I left my Bio class at 3:45 (15 mintues before class, plenty of time to run a couple of errands) expecting nothing more than a commonplace in and out cake walk. I was sorely mistaken.

I walk into the parking office, sit in line for like 7-15 minutes (I'm not good at guestimating ranges), have the woman tell me that even though some clown sack told me that they HAD my permit I had never applied for a new one since, get this, last September. Wow. So I figured that I would quickly bust out the scantron form on the left. No big deal. Tell me something, Jedi Knight, have you mezmorized your VIN? Most of us haven't . . . So I figured that I would just hit up the closest computer station and resubmit. That was easy enough. I go back in and the girl who told me that I hand't submitted anything tells me that her screen isn't working . . . So I go sit in line in the one to the right, waiting, waiting. When I get up to the front, the woman tells me that the system is moving slow and so she'll have to make me a temporary (yes, meaning that I would actually have to deal with more nonsense) permit. Next she asks me if I have my student ID and I point to her circular mouse pad and say something like, "Actually, you have it on your mouse pad . . ." Needless to say, I was not thrilled with swimming upstream like a desparate Salmon against the ferocious currents of shameless bureaucracy.

So I leave, "salty," as Fword (the Blogger, not the epithet) would say, and head over to the Talmage to pick up my generous check for services I had rendered in an experiment to the department.

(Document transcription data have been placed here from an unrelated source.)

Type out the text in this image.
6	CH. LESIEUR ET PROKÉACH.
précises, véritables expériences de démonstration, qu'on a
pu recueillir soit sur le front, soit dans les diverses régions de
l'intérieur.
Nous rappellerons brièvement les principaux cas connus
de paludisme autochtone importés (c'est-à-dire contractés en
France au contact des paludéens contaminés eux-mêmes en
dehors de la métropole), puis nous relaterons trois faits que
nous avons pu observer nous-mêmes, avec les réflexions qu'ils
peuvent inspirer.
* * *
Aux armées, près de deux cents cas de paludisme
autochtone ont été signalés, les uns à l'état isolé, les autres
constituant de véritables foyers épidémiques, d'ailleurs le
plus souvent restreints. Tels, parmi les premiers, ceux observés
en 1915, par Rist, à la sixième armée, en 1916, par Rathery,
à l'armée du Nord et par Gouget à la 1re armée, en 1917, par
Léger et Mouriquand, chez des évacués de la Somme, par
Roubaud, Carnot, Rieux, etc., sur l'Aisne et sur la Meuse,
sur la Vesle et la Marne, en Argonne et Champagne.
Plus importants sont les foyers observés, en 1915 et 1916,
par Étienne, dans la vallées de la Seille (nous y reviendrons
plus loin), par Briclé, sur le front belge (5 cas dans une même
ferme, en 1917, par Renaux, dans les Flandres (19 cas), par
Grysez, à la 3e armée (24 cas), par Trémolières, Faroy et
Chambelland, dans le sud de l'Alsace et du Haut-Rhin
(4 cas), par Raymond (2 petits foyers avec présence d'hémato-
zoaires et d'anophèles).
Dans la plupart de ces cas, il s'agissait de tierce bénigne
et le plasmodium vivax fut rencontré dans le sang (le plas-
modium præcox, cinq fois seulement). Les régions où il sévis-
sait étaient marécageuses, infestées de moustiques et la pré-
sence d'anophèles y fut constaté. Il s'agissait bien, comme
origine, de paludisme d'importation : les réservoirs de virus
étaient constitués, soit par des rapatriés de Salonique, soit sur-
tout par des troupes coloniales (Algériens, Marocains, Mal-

I pick up the check, somewhat satisfied that at least I would have some George Washingtons to add to my name, and the guy yells out to me, "Actually, that's not a real check, it's just a form you take to the ASB so that they can cash the check." WOW.

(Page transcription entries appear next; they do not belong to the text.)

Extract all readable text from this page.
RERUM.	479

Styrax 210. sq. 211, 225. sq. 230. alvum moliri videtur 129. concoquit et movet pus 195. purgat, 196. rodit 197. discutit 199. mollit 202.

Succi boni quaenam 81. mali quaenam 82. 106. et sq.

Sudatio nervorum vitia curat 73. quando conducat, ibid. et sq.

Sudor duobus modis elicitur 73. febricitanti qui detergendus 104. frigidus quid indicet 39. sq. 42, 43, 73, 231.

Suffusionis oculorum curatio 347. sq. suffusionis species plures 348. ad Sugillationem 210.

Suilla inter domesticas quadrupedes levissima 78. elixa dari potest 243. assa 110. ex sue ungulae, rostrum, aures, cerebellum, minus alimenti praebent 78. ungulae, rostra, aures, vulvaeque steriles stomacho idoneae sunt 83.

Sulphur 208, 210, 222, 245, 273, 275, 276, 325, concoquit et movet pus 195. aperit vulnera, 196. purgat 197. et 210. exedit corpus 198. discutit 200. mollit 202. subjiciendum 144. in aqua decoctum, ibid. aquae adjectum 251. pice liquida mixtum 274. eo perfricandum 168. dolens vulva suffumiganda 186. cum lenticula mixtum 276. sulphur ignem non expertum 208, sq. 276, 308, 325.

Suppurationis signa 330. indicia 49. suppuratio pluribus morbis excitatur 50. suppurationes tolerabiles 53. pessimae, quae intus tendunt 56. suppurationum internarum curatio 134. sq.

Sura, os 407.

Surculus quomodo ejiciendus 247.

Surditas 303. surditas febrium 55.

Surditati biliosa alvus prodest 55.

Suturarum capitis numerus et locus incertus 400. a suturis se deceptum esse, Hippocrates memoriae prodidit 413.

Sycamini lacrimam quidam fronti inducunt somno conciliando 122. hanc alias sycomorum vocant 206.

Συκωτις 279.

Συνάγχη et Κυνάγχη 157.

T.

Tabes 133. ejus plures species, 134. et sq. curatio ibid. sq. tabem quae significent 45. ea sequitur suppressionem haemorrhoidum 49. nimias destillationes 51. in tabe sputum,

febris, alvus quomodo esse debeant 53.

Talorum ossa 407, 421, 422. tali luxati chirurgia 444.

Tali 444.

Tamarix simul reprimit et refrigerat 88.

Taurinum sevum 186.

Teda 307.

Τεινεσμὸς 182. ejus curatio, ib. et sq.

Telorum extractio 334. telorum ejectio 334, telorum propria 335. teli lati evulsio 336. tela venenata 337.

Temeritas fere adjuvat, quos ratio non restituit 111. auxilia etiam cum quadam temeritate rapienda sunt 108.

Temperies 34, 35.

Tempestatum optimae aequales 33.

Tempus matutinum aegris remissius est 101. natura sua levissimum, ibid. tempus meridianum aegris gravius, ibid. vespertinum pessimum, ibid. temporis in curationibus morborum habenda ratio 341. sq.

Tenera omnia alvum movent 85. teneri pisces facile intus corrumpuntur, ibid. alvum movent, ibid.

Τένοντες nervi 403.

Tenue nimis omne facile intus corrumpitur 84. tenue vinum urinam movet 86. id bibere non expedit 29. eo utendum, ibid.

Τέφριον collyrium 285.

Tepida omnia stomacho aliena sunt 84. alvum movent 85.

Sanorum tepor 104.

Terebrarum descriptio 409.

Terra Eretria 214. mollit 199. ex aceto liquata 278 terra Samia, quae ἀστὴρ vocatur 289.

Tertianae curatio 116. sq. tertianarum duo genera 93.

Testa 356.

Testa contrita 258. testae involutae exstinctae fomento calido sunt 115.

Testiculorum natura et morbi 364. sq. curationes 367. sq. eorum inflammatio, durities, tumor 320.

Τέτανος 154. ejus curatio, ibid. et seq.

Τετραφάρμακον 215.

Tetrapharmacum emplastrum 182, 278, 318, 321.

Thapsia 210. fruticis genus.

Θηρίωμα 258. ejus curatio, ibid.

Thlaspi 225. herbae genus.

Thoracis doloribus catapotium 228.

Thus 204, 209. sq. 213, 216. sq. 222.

So I walk over, saltier than a 3-foot-long Westchester pretzel, and march into the ASB (otherwise known as the X building). My woes would continue. I go into the back of the opaque windowed office room to whip out my check and receive vindication. The thing is closed . . . so I turn the corner and ask if the girl can cash me check. After five minutes of incoherent mumblings, consulting with another girl at least twice, and then having to go make change becasue she didn't have any $5s or $10s on hand, I was the proud recepient of a handsome sum of $12. That's right, kids, $12. I almost felt like charging the school $20 just for wasting my time with their nonsensical gibberish.

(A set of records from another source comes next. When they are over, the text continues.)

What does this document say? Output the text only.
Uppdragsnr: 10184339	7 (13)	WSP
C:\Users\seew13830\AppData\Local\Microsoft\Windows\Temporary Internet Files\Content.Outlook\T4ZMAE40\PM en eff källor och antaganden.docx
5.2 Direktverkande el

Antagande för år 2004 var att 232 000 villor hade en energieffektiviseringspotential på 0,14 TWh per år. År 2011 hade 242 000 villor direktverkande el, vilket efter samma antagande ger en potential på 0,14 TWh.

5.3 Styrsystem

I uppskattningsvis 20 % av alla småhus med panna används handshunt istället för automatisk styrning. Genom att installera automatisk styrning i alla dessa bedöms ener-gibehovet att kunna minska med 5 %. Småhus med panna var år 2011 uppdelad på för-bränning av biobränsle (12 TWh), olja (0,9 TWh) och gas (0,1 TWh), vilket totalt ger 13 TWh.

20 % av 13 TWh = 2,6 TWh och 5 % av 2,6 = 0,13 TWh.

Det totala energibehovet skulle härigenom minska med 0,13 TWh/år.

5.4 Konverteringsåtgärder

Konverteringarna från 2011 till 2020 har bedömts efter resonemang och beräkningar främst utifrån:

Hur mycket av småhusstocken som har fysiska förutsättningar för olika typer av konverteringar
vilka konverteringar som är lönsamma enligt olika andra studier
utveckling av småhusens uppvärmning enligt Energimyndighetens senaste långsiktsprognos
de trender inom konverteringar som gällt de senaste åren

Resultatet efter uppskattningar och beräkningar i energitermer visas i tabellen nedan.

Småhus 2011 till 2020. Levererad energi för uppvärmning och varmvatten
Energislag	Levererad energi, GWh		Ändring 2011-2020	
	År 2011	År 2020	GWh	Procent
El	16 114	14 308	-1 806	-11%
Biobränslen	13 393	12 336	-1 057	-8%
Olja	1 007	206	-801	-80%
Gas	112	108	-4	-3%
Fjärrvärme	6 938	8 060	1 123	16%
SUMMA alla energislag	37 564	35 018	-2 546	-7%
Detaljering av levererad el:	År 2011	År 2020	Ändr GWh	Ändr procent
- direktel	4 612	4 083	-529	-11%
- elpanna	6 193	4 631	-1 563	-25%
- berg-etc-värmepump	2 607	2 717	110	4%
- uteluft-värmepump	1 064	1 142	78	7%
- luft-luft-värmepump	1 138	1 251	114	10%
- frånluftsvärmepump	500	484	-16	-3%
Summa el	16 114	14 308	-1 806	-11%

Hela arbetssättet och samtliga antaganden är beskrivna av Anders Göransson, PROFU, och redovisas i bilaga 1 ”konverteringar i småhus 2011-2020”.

The bright lining of this story is that my Bio professor spends about as much class time actually going over stuff that we need to know as a drunk Russian trying to speak English makes sense. So the fact that I returned to class at 4:30 (45 minutes later), wasn't the impetus of a nuclear holocaust or anything.

THE CONCLUSION:

So I tie up my boot straps this morning, take care of some business, and then mosey over to the parking office. Christy needs a new permit as well, so I, the ingenious Hidalgo that I am (it's from Don Quixote), had the tremendous foresight to prepare a power of attorney form, have her sign it, and even had the wherewithal to take in her ID. The result? FERPA. That's right, sports fans, SHE has to walk in there physically because FERPA thinks that all men are chauvinist pigs who like to take advantage of their wives by stealing their parking permits!

THE IRONY OF THE STORY:

When I gave the woman my ID, it took like two seconds and she handed me my permit. Irony truly is a very, very harsh mistress.

THE MORAL OF THE STORY:

Don't ever think that you can go an entire calendar month without running into our dubious friend, Mr. Bureacracy. He's out there, and he's waiting for you!!!

See Strongbad for more hilarity and a similar "customer service" situation:
http://www.homestarrunner.com/sbemail152.html

1 comment:

Fletch said...

I made the blog!!! I feel your pain. Good times.